I recently configured monit to notify me of when Suricata has blocked something with content = "blocked" Currently, I’m probably getting 10 to 20 messages per day with almost all of them definitely false positives. I’ll share all of the different alerts I’m receiving on this thread. In the mean, time is there anything I should do to reduce the false positives?

I keep getting spammed by ET SCAN Sipvicious Scan. I believe that’s a security company checking for vulnerable ports. I do not use VOIP. Can I just block the ports VOIP uses, and the alert will be silenced?

If you are running the Suricata instance on the WAN interface, then you can only silence unwanted alerts by suppressing them or by disablilng the particular rule SID that is alerting. When operating on the WAN, Suricata sees traffic directly from the NIC before any firewall rules have been applied. Thus you can’t use firewall rules to control what Suricata sees in that case.

Generally speaking, on firewall systems such as OPNsense and pfSense, it is better to put IDS/IPS instances on the LAN and/or other internal-facing interfaces. That way you can use the firewall rules to filter out and drop the vast majority of Internet “noise” that hits the WAN interface leaving the IDS/IPS only needing to spend resources processing traffic which made it past the firewall rules. Otherwise the IDS/IPS is expending precious computational resources to analyze traffic that is simply going to be dropped by the typical “default deny” configuration of the WAN firewall rules for inbound traffic.

I will also note that Suricata questions related to both OPSsense and pfSense should first be posted on the specific help forums for those firewall distros. That’s because both distros use a custom GUI front-end for managing the Suricata configuration. Here are links to each forum:

OPNsense: https://forum.opnsense.org/
pfSense: https://forum.netgate.com/category/53/ids-ips

I’ll ask more on OPNsense. Is this still the right place to ask if an alert is something important or not?

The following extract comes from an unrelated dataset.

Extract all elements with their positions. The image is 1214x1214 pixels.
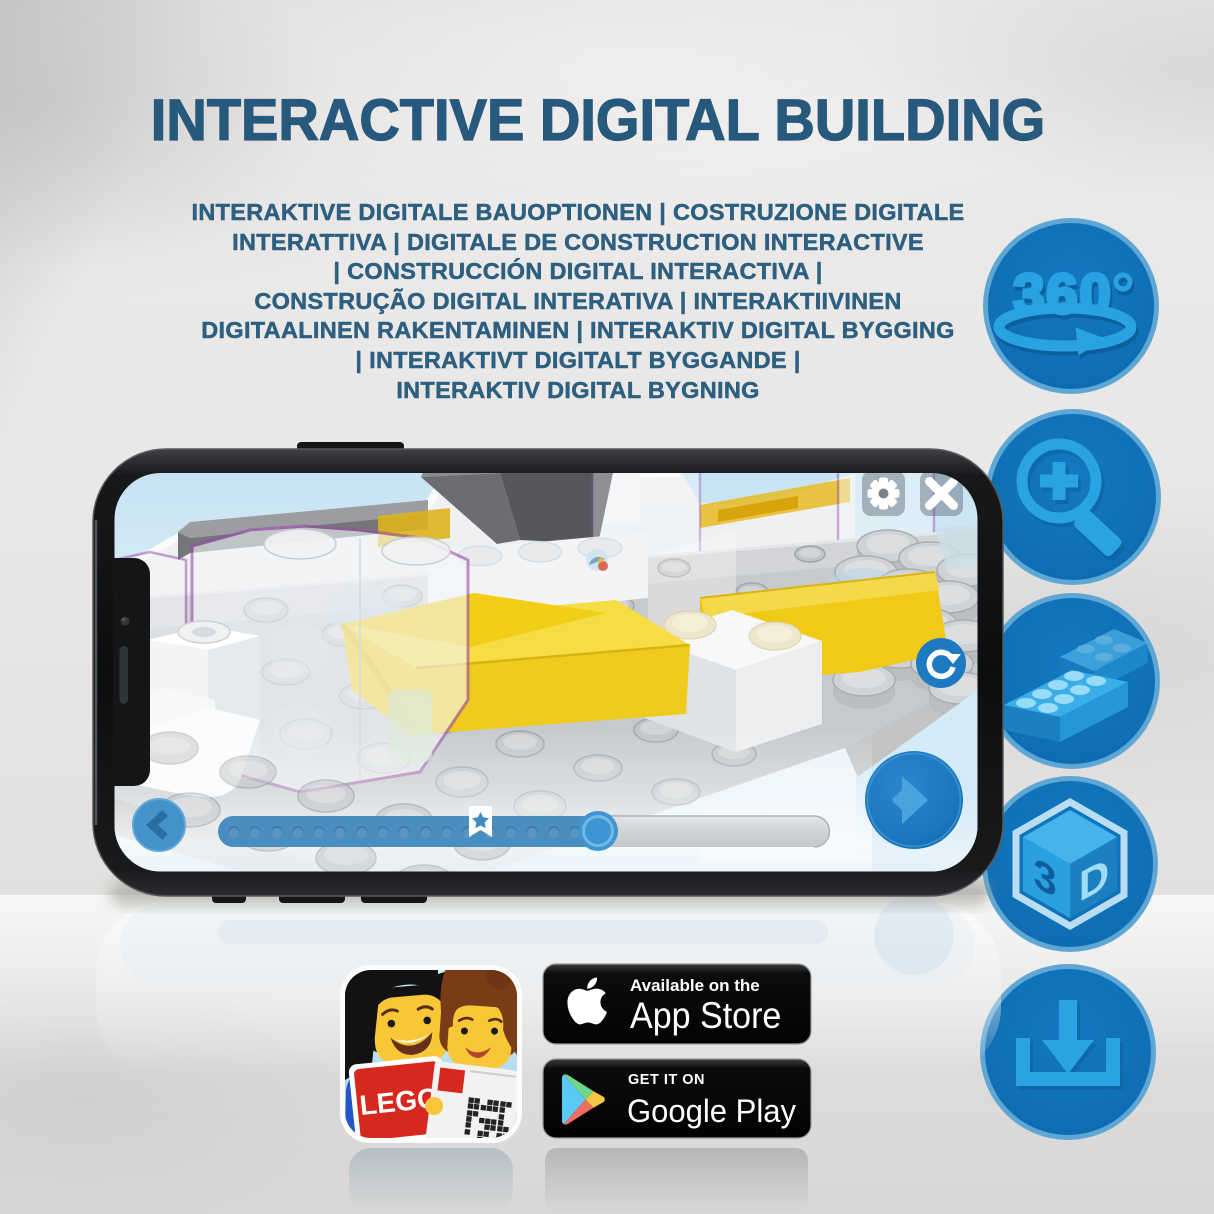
svg-text:Google Play: Google Play: [627, 1093, 796, 1130]
svg-text:Available on the: Available on the: [630, 976, 760, 995]
svg-text:App Store: App Store: [630, 995, 781, 1037]
svg-text:GET IT ON: GET IT ON: [628, 1072, 705, 1088]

How I have my IDS/IPS setup is I have Zen Armor on the LAN side, and Surricata on the WAN side. That’s the recommendation I keep seeing from users using OPNsense. I believe doing that would stop packages that get past Surricata from calling home.

If there’s no other way to filter out notifications coming from security researchers, I suppose I could customize my Monit alert to ignore them. I’ll probably be on here asking you if IP addresses are known false positives.

You can certainly ask for users’ opinions on particular alerts on this forum. Just remember that it is best to keep the questions more general because many users of Suricata actually use the binary package available on Linux distros. They will not be familiar with the GUI controls offered in the OPNsense and pfSense versions, so questions pertaining to GUI settings are not likely to generate any replies here.

One of the downsides of running Suricata on the WAN side of the two *sense distros (OPNsense and pfSense) is that the Suricata instance is outside of the firewall and thus firewall rules can’t help filter what Suricata is seeing (to prevent it from having to process the “noise” that firewall rules are likely to drop anyway). Another downside of putting it on the WAN is that all the local IP addresses are hidden by NAT (when NAT is used). Thus you can’t readily discern which particular local host is the target or source of something alerting in Suricata because all local traffic presents as the WAN’s public-facing IP address in the alerts.

I created and maintain the GUI package for Suricata on pfSense. I am not an OPNsense user, but I am familiar with how it works in that distro and I do visit their forums regularly as a guest.

In the pfSense package there is a GUI mechanism for quickly adding IP addresses and/or SIDs to the Suppression List so that rules that match the suppress condition do not alert. Not sure if the OPNsense package offers something similar, but I would expect it does.